John Levy lives on the outskirts of Tucson with his wife, the painter Leslie Buchanan. His most recent book is 54 poems: selected & new (Shearsman Books, 2023) and his most recent chapbook is Guest Book for People in My Dreams (Proper Tales Press, 2024).
Collage for Grzegorz Wróblewski
So many dogs, each alone in the black-and-white
photos that I glued next to each other on this sheet of
white typing paper, and they all have their eyes
open, and in some of them they are in the rain
but they are happy anyway. The one dog on the steps of
the Mexican pyramid looks unusually
contemplative, although she is always like that, even
when she watches a praying mantis on the other side of the picture
window. If you counted the photos you would discover
there are 77 of them, but you don’t have to do
the counting. One of the dogs is Viking, the one at the
top left corner who looks like he never
learned to snarl, despite his name
or maybe
because of it?
Portrait of George Washington by Alan Chong Lau
So far (on June 13th, 2024) Alan’s portrait of George
is only an idea. Or a
lie. Alan has not painted Mr. Washington
in a boat, or sitting at his breakfast table, or
smiling with his wooden teeth, or in a red convertible
in a parade with a cheerleader who has just thrown
a baton far above her and her outstretched
arm, or in a yellow Speedo on a diving board, or holding
a dachshund, or with boxing gloves as he
shadowboxes in his boxer shorts in his tidy
bedroom, or standing on his head with his eyes
in his head, both eyes and his one head.
Or holding a black umbrella in a rainstorm,
the rain falling so hard it is tearing
the umbrella to tatters but George
smiles, and George’s hair is
perfect, he’s having a perfect hair day.
Nut
for Ken Bolton
You emailed me these words yesterday, generously
approving of a poem I had emailed you that was/is
somewhat more nonsensical than my normal
abnormalities. Here are your words:
“But shouldn’t poetry be nuts once in a while, even regularly?”

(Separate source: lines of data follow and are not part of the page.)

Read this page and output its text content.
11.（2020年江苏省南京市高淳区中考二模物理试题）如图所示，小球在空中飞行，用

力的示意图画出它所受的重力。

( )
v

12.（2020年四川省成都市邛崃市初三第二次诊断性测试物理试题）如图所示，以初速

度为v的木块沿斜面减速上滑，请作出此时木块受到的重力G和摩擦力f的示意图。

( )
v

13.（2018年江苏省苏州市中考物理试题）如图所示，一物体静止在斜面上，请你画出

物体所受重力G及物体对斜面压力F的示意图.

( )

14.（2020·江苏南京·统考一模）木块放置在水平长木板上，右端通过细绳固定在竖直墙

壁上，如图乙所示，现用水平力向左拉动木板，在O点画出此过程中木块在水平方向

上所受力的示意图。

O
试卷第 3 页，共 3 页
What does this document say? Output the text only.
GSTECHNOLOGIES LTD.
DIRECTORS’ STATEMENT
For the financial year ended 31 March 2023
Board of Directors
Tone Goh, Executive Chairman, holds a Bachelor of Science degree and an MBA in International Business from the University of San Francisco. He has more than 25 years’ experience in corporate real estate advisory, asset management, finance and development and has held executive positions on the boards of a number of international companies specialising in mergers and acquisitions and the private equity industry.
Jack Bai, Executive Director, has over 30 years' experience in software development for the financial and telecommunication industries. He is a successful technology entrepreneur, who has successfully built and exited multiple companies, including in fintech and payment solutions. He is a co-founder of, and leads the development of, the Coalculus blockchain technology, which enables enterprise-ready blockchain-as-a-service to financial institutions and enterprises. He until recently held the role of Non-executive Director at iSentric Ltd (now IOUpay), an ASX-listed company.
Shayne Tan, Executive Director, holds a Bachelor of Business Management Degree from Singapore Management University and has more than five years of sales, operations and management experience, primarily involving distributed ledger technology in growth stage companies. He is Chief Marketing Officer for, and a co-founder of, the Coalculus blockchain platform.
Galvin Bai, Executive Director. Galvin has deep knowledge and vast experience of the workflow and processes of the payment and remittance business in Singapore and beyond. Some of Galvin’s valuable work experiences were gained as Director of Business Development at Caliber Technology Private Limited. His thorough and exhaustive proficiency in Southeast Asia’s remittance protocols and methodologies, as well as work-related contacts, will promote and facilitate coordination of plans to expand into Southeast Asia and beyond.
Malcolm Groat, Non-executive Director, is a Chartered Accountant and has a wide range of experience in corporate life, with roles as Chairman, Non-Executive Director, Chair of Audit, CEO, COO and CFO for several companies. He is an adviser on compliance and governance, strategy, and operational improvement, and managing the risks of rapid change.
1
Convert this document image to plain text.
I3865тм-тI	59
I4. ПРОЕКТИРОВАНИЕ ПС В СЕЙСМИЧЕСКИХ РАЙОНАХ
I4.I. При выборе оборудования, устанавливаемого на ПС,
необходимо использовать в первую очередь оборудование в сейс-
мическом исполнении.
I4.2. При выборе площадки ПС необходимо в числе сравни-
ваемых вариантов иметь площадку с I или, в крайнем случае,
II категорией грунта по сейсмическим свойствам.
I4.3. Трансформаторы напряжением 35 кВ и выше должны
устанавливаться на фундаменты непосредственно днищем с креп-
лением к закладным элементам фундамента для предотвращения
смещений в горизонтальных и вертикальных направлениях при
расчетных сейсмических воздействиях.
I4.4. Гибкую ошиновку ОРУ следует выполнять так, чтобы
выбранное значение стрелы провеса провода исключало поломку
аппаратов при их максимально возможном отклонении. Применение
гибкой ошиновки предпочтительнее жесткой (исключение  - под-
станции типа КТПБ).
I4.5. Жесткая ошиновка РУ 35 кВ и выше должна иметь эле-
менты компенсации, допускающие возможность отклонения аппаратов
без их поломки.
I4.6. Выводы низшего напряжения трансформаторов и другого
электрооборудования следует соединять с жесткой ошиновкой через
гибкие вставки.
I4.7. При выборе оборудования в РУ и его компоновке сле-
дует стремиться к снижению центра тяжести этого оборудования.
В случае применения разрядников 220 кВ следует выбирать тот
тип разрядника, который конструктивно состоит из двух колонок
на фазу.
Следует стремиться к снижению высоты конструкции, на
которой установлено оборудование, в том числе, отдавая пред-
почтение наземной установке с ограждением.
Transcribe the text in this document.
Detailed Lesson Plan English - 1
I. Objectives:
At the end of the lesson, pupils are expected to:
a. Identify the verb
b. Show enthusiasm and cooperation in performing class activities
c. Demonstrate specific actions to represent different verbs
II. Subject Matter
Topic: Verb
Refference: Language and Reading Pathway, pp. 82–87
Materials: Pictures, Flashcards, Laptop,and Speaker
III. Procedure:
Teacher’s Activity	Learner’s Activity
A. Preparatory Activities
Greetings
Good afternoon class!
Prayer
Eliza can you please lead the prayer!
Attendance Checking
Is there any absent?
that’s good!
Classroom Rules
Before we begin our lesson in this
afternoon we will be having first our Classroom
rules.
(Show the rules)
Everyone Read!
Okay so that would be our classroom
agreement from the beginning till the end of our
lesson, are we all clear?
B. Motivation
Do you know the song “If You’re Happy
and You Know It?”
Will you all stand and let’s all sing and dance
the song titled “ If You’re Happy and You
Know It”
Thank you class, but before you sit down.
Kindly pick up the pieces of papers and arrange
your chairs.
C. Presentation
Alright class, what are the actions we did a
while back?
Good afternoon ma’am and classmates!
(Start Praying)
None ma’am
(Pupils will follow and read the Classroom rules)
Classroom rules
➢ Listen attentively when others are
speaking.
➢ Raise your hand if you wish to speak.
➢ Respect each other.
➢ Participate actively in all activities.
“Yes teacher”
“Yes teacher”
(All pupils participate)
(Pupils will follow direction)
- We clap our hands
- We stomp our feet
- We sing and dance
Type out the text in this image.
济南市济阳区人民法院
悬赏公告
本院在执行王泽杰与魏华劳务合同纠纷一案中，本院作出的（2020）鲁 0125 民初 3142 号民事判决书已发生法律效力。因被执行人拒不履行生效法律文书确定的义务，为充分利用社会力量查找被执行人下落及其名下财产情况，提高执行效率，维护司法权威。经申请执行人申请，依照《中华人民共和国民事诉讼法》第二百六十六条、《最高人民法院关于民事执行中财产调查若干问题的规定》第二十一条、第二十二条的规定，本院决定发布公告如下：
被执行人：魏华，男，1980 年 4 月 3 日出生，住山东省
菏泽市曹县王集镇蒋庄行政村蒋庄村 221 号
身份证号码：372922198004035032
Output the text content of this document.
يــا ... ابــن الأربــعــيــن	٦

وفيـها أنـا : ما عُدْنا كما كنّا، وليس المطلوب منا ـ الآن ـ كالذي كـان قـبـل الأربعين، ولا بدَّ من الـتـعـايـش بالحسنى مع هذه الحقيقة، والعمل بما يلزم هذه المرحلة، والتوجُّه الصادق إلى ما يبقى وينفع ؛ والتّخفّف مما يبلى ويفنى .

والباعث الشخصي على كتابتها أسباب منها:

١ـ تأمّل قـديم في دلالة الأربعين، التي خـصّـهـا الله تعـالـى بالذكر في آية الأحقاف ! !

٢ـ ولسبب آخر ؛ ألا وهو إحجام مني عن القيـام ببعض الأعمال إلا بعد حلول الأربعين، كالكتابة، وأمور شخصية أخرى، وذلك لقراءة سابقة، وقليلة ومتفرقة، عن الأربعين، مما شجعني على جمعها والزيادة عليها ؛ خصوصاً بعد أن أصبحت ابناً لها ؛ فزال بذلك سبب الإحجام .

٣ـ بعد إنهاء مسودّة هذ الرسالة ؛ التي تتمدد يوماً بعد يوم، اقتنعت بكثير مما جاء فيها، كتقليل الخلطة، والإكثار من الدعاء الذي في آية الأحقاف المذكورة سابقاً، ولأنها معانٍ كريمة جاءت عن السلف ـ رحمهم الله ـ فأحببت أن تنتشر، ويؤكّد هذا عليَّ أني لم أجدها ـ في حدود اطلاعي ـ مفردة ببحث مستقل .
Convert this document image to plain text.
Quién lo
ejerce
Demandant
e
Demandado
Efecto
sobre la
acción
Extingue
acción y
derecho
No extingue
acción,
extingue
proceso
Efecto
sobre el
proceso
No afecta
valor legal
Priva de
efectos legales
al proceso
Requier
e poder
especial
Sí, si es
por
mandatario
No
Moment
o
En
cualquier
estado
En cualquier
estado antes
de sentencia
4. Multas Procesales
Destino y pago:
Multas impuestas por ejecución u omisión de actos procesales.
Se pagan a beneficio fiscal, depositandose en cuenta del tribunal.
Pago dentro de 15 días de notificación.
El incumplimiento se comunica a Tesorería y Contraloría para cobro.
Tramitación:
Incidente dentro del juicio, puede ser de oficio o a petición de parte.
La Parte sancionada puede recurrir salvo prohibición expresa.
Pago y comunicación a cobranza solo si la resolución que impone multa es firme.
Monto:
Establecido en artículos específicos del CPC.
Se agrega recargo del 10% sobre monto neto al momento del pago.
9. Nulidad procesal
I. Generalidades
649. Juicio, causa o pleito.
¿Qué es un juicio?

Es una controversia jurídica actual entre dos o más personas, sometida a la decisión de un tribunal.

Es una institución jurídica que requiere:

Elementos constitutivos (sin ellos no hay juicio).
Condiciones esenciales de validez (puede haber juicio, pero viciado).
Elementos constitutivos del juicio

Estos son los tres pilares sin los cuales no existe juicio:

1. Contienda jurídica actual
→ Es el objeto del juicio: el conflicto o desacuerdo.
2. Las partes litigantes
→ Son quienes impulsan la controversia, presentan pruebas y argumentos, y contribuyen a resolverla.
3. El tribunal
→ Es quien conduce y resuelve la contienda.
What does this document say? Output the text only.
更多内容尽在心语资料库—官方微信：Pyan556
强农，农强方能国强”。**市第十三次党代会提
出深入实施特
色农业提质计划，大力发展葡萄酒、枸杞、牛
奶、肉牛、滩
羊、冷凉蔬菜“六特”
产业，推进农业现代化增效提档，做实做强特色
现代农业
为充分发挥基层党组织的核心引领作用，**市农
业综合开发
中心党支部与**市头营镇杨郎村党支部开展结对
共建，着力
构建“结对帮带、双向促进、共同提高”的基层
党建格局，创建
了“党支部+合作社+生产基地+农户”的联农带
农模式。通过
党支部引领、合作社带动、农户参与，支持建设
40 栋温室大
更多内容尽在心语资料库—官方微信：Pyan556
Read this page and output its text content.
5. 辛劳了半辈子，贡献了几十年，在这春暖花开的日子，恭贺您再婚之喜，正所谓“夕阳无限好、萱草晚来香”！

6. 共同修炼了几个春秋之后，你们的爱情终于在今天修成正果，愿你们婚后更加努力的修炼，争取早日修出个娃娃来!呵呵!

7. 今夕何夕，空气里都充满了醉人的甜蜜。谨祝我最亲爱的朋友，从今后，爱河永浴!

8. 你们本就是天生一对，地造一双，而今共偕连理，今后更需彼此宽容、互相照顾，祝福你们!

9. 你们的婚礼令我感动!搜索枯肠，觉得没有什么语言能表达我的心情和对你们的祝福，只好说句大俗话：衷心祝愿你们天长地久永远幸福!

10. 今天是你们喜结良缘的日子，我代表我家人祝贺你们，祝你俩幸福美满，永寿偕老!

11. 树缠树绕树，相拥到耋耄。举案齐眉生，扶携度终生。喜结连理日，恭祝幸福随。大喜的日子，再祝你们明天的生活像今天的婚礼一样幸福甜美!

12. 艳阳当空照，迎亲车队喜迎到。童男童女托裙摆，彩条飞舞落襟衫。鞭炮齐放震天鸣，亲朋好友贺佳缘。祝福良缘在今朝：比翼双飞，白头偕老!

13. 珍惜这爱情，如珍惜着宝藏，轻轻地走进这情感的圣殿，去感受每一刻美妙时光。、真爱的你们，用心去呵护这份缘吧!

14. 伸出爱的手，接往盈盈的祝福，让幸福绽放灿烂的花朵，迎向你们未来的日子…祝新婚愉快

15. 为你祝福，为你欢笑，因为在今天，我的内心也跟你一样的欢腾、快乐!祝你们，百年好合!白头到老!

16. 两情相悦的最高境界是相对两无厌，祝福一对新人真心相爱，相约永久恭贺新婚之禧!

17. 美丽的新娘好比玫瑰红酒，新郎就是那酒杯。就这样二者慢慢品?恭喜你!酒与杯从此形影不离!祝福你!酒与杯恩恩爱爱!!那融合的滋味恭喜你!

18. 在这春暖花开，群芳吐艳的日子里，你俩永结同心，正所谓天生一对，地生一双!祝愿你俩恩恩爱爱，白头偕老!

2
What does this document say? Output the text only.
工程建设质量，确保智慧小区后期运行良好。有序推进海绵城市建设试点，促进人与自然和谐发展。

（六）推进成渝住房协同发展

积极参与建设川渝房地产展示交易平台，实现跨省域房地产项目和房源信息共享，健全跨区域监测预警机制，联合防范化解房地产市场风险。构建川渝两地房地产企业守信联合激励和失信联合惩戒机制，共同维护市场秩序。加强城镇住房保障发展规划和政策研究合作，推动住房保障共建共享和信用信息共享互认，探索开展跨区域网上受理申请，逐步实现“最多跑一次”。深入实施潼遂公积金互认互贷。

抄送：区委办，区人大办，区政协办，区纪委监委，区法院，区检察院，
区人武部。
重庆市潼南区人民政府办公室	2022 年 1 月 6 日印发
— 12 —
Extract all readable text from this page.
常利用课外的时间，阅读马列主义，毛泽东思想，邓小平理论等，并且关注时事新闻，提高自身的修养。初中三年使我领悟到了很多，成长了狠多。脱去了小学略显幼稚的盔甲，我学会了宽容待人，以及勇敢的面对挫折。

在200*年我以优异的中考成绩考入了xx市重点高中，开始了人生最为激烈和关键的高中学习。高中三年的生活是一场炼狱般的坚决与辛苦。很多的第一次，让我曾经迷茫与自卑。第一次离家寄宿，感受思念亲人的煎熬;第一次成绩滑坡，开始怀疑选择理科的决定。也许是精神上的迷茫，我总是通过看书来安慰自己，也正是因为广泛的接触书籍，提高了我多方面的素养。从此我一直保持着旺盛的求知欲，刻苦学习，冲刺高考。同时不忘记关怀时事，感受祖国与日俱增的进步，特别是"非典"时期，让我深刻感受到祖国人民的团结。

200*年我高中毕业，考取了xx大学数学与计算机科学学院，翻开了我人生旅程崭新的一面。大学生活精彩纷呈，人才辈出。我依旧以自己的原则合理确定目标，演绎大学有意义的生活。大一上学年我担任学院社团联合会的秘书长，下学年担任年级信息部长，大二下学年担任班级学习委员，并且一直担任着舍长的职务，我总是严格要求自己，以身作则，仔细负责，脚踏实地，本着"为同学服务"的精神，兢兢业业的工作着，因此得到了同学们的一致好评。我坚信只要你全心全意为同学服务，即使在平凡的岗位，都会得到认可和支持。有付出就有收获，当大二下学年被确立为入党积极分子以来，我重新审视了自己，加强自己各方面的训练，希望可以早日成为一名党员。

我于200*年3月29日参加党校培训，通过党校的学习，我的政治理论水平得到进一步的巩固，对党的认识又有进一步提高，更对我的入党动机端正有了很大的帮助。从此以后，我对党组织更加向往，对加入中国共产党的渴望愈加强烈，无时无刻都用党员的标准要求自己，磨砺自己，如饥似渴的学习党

I want to rhyme regularly with either midnight or kumquat, or preferably
both, but am thwarted once again
by my mother tongue. My mother, she sneaks
in to many of my thoughts and some of my poems,
never very nuttily. Bye, Mom. You, however, Ken, I imagine you
as an American, on Halloween, at age seven, in a costume
you yourself designed and sewed, to look exactly
like an almond, an almond with arms and legs, two eyeholes,
having chosen the almond primarily because you wanted the challenge of creating in fabric the reticulated shell, and the pleasure
of saying reticulated to the other kids and having them wonder
if you were speaking Latin or something else un-
patriotic. Then, when any adult asked you who you
were supposed to be, you’d say, “I’m an endocarp,”
pause, then add, “An almond’s
endocarp.” You would love how they’d pretend to understand.